4. Un éventail d’appartenances et de modes de vie communautaire

Tandis que certaines communautés nouvelles reprennent le modèle des instituts de vie consacrée ou des sociétés de vie apostolique réunissant en unités distinctes des hommes ou des femmes tous engagés au célibat évangélique, les communautés nouvelles mixtes et pluriétatiques réunissent, pour leur part, des membres des deux sexes. Dans le premier cas, tous sont célibataires. Dans le second, nous retrouvons l’ensemble des états de vie et des vocations ministérielles existant dans l’Église : laïques mariés, avec ou sans enfants, célibataires consacré(e)s et ministres ordonnés, principalement diacres (célibataires ou mariés) et prêtres[10]. Aux membres formellement engagés dans la communauté s’ajoute, sous forme de cercles concentriques, tout un dégradé de personnes affiliées. Les modes de vie — communautés d’alliance ou communauté de vie[11] — ainsi que les modalités d’engagement — ad tempus ou ad vitam — sont souvent souples et variés. L’image de l’Église comme Peuple de Dieu, mise en valeur par Vatican II, est souvent invoquée comme source d’inspiration et de légitimation de cette diversité d’appartenance[12].

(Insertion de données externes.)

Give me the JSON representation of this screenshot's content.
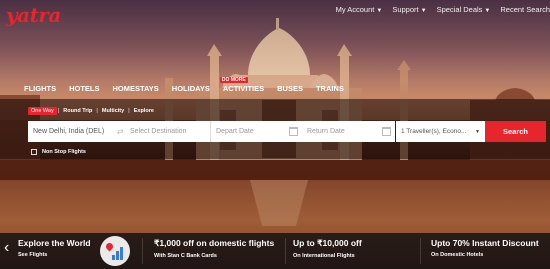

5. Une réponse aux nécessités de la « nouvelle évangélisation »

De tout temps, les communautés religieuses ont évolué en phase avec la vie et l’activité missionnaire de l’Église. Plus encore, à des moments charnières, des communautés novatrices sont apparues en réponse aux besoins de l’heure. Il n’en est pas différemment aujourd’hui. Dans les sociétés en progressive déchristianisation, « les mouvements ecclésiaux et les communautés nouvelles », disait Jean-Paul II, sont une « “réponse providentielle”, “suscitée par l’Esprit Saint”, à la demande actuelle de nouvelle évangélisation[13] ». Ceci se traduit notamment par une attention soutenue aux besoins d’ordre spirituel, avec une insistance particulière sur la prière comme lieu de la rencontre du Christ, sur l’annonce explicite du Christ et de son Évangile, sur la vie communautaire et l’apostolat commun, puis sur l’éducation de la foi[14]. Ces traits ne sont pas les seuls. Les communautés nouvelles sont également sensibles aux besoins d’ordre matériel, physique, psychique et intellectuel, à l’instar des communautés qui les ont précédées. Les premiers traits relevés sont toutefois dominants.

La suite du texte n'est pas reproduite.